The Bank works closely with the Western Balkans Investment Framework (WBIF) which is an important coordination mechanism bringing together all stakeholders and establishing priority projects of common interest. Such regional projects have an effect on important policies, such as trade and customs regulation to simplify economic collaboration between the neighbouring countries in the Western Balkans.

The Bank would be interested to consider supporting the Adriatic-Ionian Highway which is a regional project being promoted by the governments of Croatia, Bosnia and Herzegovina, Montenegro and Albania. The highway will connect the central and western Europe with Greece through the Western Balkans, fostering regional cooperation and integration.

Has the EBRD already done any projects in Albania to support its regional integration?

The EBRD conducted a number of projects in Albania that contribute to the regional integration, as it is one of the key priorities for our work in the country. For instance, the Bank is currently financing, together with the EU and the EIB, the construction of the Fier and Vlore bypass roads. These projects are part of Corridor VIII in the SEETO’s Comprehensive Network and benefit from significant grant funding from the EU’s Instrument for Pre-Accession (IPA).

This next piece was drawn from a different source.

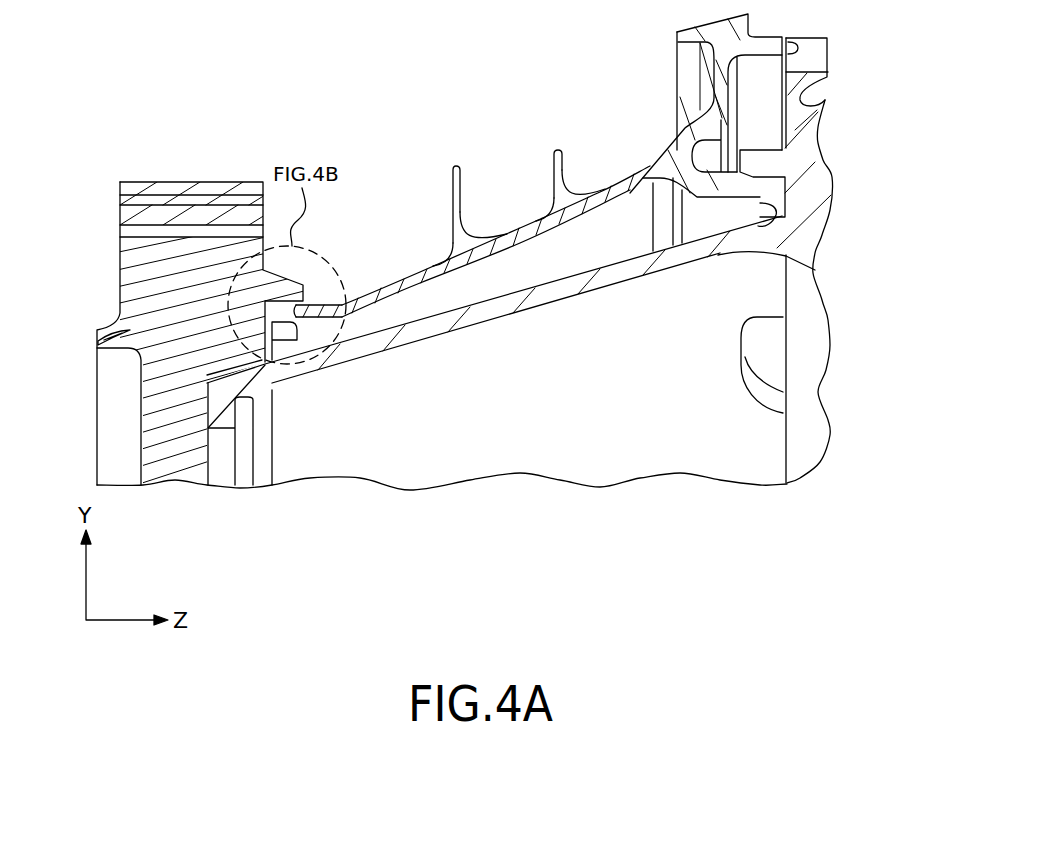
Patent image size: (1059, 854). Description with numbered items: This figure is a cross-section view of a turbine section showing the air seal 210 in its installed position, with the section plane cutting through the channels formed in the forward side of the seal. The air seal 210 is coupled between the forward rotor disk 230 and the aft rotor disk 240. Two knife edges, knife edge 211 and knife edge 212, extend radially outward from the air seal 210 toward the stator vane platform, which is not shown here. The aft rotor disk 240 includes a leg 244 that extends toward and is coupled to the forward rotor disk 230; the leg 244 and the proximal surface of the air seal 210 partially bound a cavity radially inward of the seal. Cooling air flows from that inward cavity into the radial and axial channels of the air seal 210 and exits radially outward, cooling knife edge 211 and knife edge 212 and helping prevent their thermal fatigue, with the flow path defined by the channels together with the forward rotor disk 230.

Previous EBRD projects include the rehabilitation of the Elbasan-Librazhd road section which is part of Corridor VIII, the construction of a new terminal at the Tirana International Airport, the construction of the Levan-Vlore and Levan-Tepelene road sections (also on Corridor VIII), and the passenger terminal at Port of Durres. We’re also looking to support the regional energy security and are looking into the options of investing in the interconnector between Albania and Macedonia.

Institutional strengthening is equally important to attract investors in the country. Improvement to the business climate is already at the heart of the economic agenda of the government. The EBRD supported Albania in setting up the Investment Council, to create a platform for public-private dialogue and improve the investment climate.

What is your view on a ‘Balkan Benelux’? 

I would rather talk about a common regional market. The EBRD strongly supports regional cooperation in the Western Balkans, which is indispensable for the economic prospects and stability of this region. This is the best answer to its numerous challenges.  When we convened the first ever all-inclusive meeting of the Western Balkan prime ministers at EBRD Headquarters a year ago, we primarily sought to promote the region as an investment destination. But it was also a strong political message of the newly achieved stability and maturity of the region. Intensifying regional cooperation among all nations in the region is among the greatest recent achievements of the Western Balkans.

How would you assess Albania’s readiness for EU accession?

EU reform agenda and economic reforms is an important catalyst for Albania’s economic development and the country must keep this course. We are really encouraged by the government’s reform drive. Implementation of these reforms will be key to practically improve the investment climate and foster growth and employment. So Albania is certainly moving into the right direction. But some of the challenges are quite deep-rooted, such as weaknesses in the justice system and in public administration, and they will require a lot of perseverance. EU approximation is a marathon, not a sprint.